Le ministre est également revenu sur la séquence électorale de 2024, affirmant qu’Ousmane Sonko était initialement favorable à un report de la présidentielle, avant de finalement soutenir la candidature de Bassirou Diomaye Faye durant la campagne. Selon Abdourahmane Diouf, le président de l’Assemblée nationale s’éloigne aujourd’hui de cette dynamique, allant jusqu’à l’accuser d’avoir « trahi » le chef de l’État et de se livrer à une « manipulation politique » dans le cadre des réformes constitutionnelles en cours.
Le ministre a aussi souligné que les précédents présidents, bien que disposant d’une majorité parlementaire, n’avaient pas utilisé cette position pour modifier la Constitution dans le sens actuellement proposé. À son avis, si cela avait été fait auparavant, les acteurs politiques d’aujourd’hui n’auraient pas pu défendre les réformes qu’ils portent désormais.

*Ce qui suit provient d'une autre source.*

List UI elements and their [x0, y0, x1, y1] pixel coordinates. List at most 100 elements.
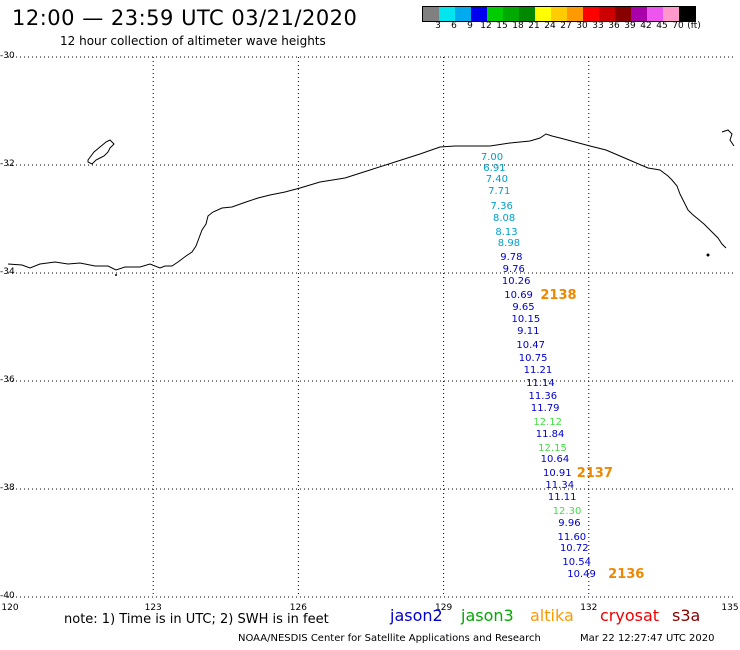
legend-s3a: s3a: [672, 606, 701, 625]
scale-swatch: [599, 7, 615, 21]
wave-height-value: 7.00: [480, 151, 504, 163]
wave-height-value: 7.36: [490, 200, 513, 212]
wave-height-value: 9.76: [502, 264, 525, 276]
scale-swatch: [487, 7, 503, 21]
wave-height-value: 8.13: [495, 226, 518, 238]
wave-height-value: 10.91: [543, 467, 572, 479]
scale-label: (ft): [687, 21, 701, 31]
note-text: note: 1) Time is in UTC; 2) SWH is in fe…: [64, 612, 329, 627]
longitude-label: 123: [144, 603, 162, 613]
wave-height-value: 11.11: [547, 492, 577, 504]
wave-height-value: 11.34: [545, 480, 575, 492]
latitude-label: -38: [0, 483, 15, 493]
wave-height-value: 10.15: [511, 313, 541, 325]
latitude-label: -30: [0, 51, 15, 61]
wave-height-value: 11.21: [523, 365, 553, 377]
wave-height-value: 8.08: [492, 213, 516, 224]
scale-swatch: [647, 7, 663, 21]
scale-label: 15: [496, 21, 508, 31]
scale-label: 12: [480, 21, 492, 31]
wave-height-value: 10.69: [504, 289, 533, 301]
legend-cryosat: cryosat: [600, 606, 660, 625]
wave-height-value: 10.49: [567, 569, 596, 581]
latitude-label: -36: [0, 375, 15, 385]
wave-height-value: 10.26: [501, 276, 531, 288]
scale-swatch: [455, 7, 471, 21]
scale-swatch: [423, 7, 439, 21]
map-subtitle: 12 hour collection of altimeter wave hei…: [60, 34, 326, 48]
scale-label: 42: [640, 21, 652, 31]
wave-height-value: 11.14: [526, 377, 555, 389]
scale-swatch: [503, 7, 519, 21]
legend-jason3: jason3: [461, 606, 514, 625]
scale-label: 33: [592, 21, 604, 31]
scale-label: 39: [624, 21, 636, 31]
wave-height-value: 10.72: [559, 543, 589, 555]
pass-time-label: 2137: [576, 465, 613, 481]
scale-swatch: [567, 7, 583, 21]
pass-time-label: 2138: [540, 287, 577, 303]
color-scale: [422, 6, 696, 22]
scale-label: 9: [467, 21, 473, 31]
wave-height-value: 7.40: [485, 173, 508, 185]
island-dot: [115, 274, 117, 276]
wave-height-value: 10.64: [540, 454, 570, 466]
longitude-label: 132: [580, 603, 598, 613]
scale-label: 70: [672, 21, 684, 31]
legend-altika: altika: [530, 606, 574, 625]
scale-swatch: [471, 7, 487, 21]
pass-time-label: 2136: [608, 567, 645, 583]
scale-swatch: [679, 7, 695, 21]
wave-height-value: 9.78: [500, 251, 523, 263]
wave-height-value: 11.79: [530, 403, 560, 415]
wave-height-value: 12.30: [552, 505, 582, 517]
scale-swatch: [439, 7, 455, 21]
wave-height-value: 6.91: [483, 162, 506, 174]
scale-label: 6: [451, 21, 457, 31]
footer-timestamp: Mar 22 12:27:47 UTC 2020: [580, 633, 715, 644]
longitude-label: 126: [289, 603, 307, 613]
wave-height-value: 12.15: [538, 442, 567, 454]
graticule-grid: [8, 56, 734, 598]
coastline: [7, 133, 727, 271]
map-title: 12:00 — 23:59 UTC 03/21/2020: [12, 6, 358, 30]
footer-credit: NOAA/NESDIS Center for Satellite Applica…: [238, 633, 541, 644]
latitude-label: -40: [0, 591, 15, 601]
scale-label: 30: [576, 21, 588, 31]
wave-height-value: 11.60: [557, 531, 587, 543]
legend-jason2: jason2: [390, 606, 443, 625]
wave-height-value: 9.96: [558, 518, 581, 530]
island-dot: [706, 253, 710, 257]
scale-label: 24: [544, 21, 556, 31]
scale-swatch: [535, 7, 551, 21]
longitude-label: 135: [721, 603, 739, 613]
scale-swatch: [631, 7, 647, 21]
wave-height-value: 11.36: [528, 391, 558, 403]
scale-swatch: [519, 7, 535, 21]
scale-swatch: [583, 7, 599, 21]
wave-height-value: 8.98: [497, 238, 521, 250]
wave-height-value: 9.11: [517, 326, 540, 338]
wave-height-value: 10.47: [516, 339, 546, 351]
scale-label: 3: [435, 21, 441, 31]
scale-label: 21: [528, 21, 540, 31]
scale-swatch: [551, 7, 567, 21]
scale-swatch: [663, 7, 679, 21]
scale-label: 45: [656, 21, 668, 31]
latitude-label: -32: [0, 159, 15, 169]
scale-swatch: [615, 7, 631, 21]
wave-height-value: 11.84: [535, 429, 565, 440]
scale-label: 27: [560, 21, 572, 31]
longitude-label: 120: [1, 603, 19, 613]
longitude-label: 129: [435, 603, 453, 613]
latitude-label: -34: [0, 267, 15, 277]
wave-height-value: 10.75: [518, 353, 548, 365]
wave-height-value: 7.71: [488, 186, 511, 197]
island-outline: [87, 139, 115, 165]
coast-fragment-east: [721, 129, 735, 147]
scale-label: 36: [608, 21, 620, 31]
wave-height-value: 10.54: [562, 556, 592, 568]
wave-height-value: 12.12: [533, 416, 562, 428]
wave-height-value: 9.65: [512, 302, 535, 314]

Abdourahmane Diouf s’est montré particulièrement incisif envers Ousmane Sonko, lui rappelant qu’il s’était autrefois présenté comme le « gardien de la révolution », une posture qu’il juge incompatible avec ses responsabilités actuelles à la tête de l’Assemblée nationale. « Nous n’avons rien à faire d’un guide de perlimpinpin… », a-t-il lancé.